Pat Buchanan reminds us that, “Untold trillions have been spent since the '60s on welfare, food stamps, rent supplements, Section 8 housing, Pell grants, student loans, legal services, Medicaid, Earned Income Tax Credits and poverty programs designed to bring the African-American community into the mainstream.”
“From 1965 to 2008, nearly $16 trillion of taxpayer money… was spent on means-tested welfare programs for the poor.” In spite of the money spent, we are left still with the sobering statistic that, “In 2010, blacks (approximately 13% of the U.S. population) accounted for 48.7% of all arrests for homicide, 31.8% of arrests for forcible rape, 33.5% of arrests for aggravated assault, and 55% of arrests for robbery.”
Because blacks and Latinos are congregated mostly in U.S. cities, this is where the war on the police is taking place. Cities like Chicago, New York, and St. Louis are run by progressive Democratic politicians. In the case of Chicago, Democrats have run the city longer than the life of the old Soviet Union. It is also from Chicago that Barack Obama, mayor de Blasio’s political hero, rose to power as a so-called post-racial candidate.
In the desperate search for minority votes, progressives like New York’s mayor de Blasio and Chicago’s Rahm Emanuel are now in a bind. How can they meet the demands of both blacks and Latinos? How can they expect police officers to enforce the law with one group and look the other way with another?
From an African-American point of view, you’d be angry, too, if you saw Obama giving amnesty to Mexicans but ignoring the brothers who have lived in the ghetto for years. You’d be angry, too, if you saw limited welfare dollars shift from the plantation to the hacienda.
A contradiction inherent in the progressive ideology is now exposed. For protestors to shout “Black Lives Matter,” is not enough. What they should shout is “Black Lives Matter More than Latino Lives.” But you won’t hear that on the news or read it on placards. Progressives don’t admit their contradictions.
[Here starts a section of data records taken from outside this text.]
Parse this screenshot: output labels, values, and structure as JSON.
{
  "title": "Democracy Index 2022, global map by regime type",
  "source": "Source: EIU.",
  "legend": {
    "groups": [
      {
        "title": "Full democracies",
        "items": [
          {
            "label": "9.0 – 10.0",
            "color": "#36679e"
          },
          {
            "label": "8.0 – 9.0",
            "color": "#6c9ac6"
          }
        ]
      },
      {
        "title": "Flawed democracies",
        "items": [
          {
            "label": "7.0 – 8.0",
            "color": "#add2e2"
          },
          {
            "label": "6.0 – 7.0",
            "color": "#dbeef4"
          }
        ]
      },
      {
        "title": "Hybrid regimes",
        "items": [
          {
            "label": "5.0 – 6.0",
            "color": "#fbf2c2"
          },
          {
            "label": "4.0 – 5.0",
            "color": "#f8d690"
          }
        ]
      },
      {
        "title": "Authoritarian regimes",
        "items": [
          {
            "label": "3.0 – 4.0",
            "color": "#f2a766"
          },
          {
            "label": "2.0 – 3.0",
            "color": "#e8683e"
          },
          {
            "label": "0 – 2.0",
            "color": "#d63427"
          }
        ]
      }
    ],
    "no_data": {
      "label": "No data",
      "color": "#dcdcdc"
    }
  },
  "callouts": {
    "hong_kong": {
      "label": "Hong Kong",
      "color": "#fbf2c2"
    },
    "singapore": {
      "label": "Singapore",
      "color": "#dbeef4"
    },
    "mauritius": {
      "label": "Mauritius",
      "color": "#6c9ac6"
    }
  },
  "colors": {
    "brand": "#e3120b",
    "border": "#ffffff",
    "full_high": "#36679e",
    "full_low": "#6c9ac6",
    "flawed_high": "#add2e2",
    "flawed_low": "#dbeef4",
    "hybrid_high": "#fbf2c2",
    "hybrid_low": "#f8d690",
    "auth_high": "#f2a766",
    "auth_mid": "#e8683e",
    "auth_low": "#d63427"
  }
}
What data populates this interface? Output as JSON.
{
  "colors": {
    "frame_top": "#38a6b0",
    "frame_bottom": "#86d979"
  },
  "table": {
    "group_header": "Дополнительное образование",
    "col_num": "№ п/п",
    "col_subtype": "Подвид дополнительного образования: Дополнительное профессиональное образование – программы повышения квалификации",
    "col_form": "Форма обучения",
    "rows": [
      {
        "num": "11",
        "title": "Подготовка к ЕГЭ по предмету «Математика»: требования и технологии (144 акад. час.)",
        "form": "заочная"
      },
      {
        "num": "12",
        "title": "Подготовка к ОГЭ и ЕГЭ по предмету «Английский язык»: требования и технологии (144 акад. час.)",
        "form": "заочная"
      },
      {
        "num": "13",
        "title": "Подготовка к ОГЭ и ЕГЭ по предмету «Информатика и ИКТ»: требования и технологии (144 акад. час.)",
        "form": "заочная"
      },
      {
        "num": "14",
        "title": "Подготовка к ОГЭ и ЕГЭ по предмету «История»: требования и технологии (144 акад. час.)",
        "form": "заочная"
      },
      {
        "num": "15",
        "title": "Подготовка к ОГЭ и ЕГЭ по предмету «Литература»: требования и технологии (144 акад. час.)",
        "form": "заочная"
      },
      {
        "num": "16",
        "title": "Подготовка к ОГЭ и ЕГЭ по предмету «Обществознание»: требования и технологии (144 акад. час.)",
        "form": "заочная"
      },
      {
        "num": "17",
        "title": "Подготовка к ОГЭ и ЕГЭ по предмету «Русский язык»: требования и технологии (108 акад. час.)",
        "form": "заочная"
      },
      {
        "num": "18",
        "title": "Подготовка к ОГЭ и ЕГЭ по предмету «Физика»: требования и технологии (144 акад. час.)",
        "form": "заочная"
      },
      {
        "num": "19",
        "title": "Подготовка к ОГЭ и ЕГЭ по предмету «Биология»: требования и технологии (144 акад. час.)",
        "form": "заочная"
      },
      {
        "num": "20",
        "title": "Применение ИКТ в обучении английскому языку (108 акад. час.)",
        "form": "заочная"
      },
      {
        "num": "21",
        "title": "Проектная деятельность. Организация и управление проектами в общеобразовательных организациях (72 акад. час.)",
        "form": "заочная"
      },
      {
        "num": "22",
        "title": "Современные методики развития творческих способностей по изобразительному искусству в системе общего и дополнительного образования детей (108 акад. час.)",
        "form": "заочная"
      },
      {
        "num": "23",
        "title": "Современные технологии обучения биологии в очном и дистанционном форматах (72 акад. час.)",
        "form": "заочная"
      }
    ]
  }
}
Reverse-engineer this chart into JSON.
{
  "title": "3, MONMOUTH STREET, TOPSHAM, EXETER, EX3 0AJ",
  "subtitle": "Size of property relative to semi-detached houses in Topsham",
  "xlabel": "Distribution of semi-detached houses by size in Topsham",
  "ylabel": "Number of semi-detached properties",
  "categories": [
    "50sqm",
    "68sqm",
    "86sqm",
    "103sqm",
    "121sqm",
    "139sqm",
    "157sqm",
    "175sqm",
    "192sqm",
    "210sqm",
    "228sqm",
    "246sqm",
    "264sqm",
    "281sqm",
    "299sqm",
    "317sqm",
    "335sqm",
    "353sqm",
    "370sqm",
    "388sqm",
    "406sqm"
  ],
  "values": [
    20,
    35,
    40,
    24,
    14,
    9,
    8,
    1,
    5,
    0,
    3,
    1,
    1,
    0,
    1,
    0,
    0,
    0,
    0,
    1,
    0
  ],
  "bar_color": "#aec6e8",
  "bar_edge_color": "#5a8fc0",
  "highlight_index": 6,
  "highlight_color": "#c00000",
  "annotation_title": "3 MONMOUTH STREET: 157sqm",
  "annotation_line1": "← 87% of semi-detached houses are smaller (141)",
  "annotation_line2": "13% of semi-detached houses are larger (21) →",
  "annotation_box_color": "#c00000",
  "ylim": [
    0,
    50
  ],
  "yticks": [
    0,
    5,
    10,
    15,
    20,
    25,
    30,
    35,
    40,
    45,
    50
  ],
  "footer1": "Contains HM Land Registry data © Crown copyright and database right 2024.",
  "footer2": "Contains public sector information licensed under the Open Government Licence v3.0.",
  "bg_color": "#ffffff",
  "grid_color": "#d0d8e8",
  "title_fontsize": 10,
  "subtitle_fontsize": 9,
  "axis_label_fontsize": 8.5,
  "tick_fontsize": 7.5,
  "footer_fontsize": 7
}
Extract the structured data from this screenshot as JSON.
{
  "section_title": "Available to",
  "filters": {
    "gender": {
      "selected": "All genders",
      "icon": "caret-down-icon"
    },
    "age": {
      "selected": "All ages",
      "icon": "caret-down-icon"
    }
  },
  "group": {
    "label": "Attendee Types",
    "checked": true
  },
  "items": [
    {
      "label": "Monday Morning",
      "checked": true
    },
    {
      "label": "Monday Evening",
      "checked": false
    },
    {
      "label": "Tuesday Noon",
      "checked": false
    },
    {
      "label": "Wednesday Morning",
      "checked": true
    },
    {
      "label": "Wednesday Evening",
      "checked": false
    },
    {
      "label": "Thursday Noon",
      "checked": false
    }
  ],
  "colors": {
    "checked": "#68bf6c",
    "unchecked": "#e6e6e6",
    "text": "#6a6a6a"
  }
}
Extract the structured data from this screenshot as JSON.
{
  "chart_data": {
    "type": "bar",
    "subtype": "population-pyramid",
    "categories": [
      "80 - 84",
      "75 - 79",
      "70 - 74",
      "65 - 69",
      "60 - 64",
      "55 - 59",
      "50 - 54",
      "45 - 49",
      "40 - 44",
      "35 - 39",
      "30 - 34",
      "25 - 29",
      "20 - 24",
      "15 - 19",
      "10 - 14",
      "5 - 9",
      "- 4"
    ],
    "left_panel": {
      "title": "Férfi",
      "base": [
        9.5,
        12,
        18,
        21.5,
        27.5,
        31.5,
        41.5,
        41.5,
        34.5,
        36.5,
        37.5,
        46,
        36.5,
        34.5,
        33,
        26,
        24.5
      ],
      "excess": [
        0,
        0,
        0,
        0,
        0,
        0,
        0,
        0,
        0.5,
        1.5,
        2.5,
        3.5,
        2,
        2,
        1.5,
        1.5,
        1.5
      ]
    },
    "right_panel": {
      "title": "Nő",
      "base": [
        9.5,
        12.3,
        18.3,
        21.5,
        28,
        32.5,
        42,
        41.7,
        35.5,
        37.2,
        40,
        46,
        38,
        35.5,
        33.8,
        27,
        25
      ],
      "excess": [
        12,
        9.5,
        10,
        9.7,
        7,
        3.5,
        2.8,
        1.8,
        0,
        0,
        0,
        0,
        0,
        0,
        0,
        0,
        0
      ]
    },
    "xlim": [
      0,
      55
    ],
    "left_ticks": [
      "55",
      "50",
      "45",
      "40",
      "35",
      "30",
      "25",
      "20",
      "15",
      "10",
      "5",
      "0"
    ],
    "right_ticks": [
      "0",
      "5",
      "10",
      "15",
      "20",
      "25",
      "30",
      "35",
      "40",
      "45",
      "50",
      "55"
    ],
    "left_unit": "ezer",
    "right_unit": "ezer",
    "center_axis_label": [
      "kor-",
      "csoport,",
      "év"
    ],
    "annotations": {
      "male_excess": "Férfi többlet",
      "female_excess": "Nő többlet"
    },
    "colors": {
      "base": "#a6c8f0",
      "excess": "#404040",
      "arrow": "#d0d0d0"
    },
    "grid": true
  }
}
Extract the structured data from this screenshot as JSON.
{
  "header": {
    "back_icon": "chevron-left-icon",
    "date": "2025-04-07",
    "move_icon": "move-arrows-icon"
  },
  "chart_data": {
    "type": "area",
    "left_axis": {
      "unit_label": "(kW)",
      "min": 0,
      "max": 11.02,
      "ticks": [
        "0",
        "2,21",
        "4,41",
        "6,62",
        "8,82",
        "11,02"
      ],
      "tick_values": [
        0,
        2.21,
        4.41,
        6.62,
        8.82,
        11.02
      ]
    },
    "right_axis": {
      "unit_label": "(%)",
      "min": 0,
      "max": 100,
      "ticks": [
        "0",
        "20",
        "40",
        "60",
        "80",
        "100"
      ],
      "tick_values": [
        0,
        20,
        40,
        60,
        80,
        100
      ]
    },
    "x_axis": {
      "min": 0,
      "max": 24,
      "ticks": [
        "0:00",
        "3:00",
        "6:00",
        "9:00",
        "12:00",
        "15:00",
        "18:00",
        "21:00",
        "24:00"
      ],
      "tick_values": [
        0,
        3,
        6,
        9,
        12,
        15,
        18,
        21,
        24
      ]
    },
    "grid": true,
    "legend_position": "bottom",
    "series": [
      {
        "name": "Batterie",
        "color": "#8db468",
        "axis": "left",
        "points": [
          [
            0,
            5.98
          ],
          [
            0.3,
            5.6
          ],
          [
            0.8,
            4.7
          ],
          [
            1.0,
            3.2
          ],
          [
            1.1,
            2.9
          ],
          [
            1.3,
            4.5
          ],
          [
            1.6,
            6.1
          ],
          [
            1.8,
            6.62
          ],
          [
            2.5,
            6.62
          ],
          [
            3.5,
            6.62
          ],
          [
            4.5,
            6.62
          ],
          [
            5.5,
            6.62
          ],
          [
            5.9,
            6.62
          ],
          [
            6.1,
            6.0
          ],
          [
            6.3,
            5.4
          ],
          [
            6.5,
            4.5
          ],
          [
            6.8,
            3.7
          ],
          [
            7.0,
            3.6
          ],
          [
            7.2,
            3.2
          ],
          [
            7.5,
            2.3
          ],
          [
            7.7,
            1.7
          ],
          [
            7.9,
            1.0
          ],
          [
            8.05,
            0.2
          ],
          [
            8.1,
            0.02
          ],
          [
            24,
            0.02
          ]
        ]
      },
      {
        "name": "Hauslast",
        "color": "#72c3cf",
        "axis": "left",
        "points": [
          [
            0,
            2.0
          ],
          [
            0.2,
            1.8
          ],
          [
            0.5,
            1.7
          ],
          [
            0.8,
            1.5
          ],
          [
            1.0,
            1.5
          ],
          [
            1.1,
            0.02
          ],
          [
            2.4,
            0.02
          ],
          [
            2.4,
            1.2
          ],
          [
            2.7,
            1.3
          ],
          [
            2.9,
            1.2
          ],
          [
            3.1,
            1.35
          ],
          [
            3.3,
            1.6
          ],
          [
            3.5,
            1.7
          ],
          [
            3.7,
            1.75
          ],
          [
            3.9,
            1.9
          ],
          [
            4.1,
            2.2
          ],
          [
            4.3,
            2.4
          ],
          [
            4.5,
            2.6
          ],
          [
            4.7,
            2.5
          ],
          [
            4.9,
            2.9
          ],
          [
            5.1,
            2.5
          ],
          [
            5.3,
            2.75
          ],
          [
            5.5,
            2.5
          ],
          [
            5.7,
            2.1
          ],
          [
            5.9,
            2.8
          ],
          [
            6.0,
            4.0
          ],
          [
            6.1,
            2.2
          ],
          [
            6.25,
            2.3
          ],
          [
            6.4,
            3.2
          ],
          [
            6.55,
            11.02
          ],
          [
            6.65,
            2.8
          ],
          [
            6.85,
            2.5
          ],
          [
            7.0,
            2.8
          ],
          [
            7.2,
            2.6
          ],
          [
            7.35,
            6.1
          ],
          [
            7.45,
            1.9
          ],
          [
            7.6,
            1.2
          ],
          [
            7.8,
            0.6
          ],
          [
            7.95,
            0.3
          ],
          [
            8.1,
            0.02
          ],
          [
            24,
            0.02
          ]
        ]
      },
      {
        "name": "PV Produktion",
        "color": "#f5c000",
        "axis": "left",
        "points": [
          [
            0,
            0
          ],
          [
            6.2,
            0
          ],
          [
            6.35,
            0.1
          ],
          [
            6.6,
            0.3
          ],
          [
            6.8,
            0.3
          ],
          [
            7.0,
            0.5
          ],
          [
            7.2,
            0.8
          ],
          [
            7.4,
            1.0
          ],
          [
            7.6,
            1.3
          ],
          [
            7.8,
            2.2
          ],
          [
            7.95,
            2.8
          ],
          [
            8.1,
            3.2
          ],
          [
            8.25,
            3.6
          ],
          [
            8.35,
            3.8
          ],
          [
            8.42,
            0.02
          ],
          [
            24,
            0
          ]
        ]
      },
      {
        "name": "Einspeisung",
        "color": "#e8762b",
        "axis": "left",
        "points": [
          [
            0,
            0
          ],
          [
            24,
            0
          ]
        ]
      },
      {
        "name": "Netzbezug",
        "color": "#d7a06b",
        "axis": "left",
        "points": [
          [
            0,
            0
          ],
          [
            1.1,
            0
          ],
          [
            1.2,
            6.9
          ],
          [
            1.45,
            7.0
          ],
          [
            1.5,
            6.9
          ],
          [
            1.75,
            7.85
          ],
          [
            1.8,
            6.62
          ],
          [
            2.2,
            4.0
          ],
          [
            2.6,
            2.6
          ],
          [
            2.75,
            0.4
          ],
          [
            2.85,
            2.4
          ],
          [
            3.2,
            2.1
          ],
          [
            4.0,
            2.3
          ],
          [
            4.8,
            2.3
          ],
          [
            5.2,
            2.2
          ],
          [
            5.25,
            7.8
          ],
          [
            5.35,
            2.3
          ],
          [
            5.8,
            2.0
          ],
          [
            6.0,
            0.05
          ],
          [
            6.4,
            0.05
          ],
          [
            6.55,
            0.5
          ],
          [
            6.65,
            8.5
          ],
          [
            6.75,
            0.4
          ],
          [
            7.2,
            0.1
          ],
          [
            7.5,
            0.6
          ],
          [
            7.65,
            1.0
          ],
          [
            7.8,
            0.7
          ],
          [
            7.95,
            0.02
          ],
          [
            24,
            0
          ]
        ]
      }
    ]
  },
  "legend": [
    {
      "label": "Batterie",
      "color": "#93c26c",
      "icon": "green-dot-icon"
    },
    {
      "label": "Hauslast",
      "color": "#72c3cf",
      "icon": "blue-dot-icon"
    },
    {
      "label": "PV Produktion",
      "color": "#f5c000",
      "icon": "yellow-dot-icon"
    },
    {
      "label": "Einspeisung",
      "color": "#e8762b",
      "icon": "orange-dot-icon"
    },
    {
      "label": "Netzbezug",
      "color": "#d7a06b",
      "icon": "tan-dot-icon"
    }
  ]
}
Yes, there is a crisis now in New York City that may soon spread to other cities. There is a war on the police. The racism manufactured by progressive politicians to garner votes has opened a wound. The progressive plan to preside over the fundamental transformation of the United States has hit a bump in the road. The plantation and the hacienda are at war and the police are caught in the middle.
If the police want to save their integrity they just might have to turn their back on the progressives, as they have already done to Mayor de Blasio at a news conference. The police may have to protect their own against the vote whores.
The chaos brought on by progressive immigration and welfare policies is just beginning. Like Maximilien de Robespierre, Mayor de Blasio may be taken down by the very forces his progressive policies set in play.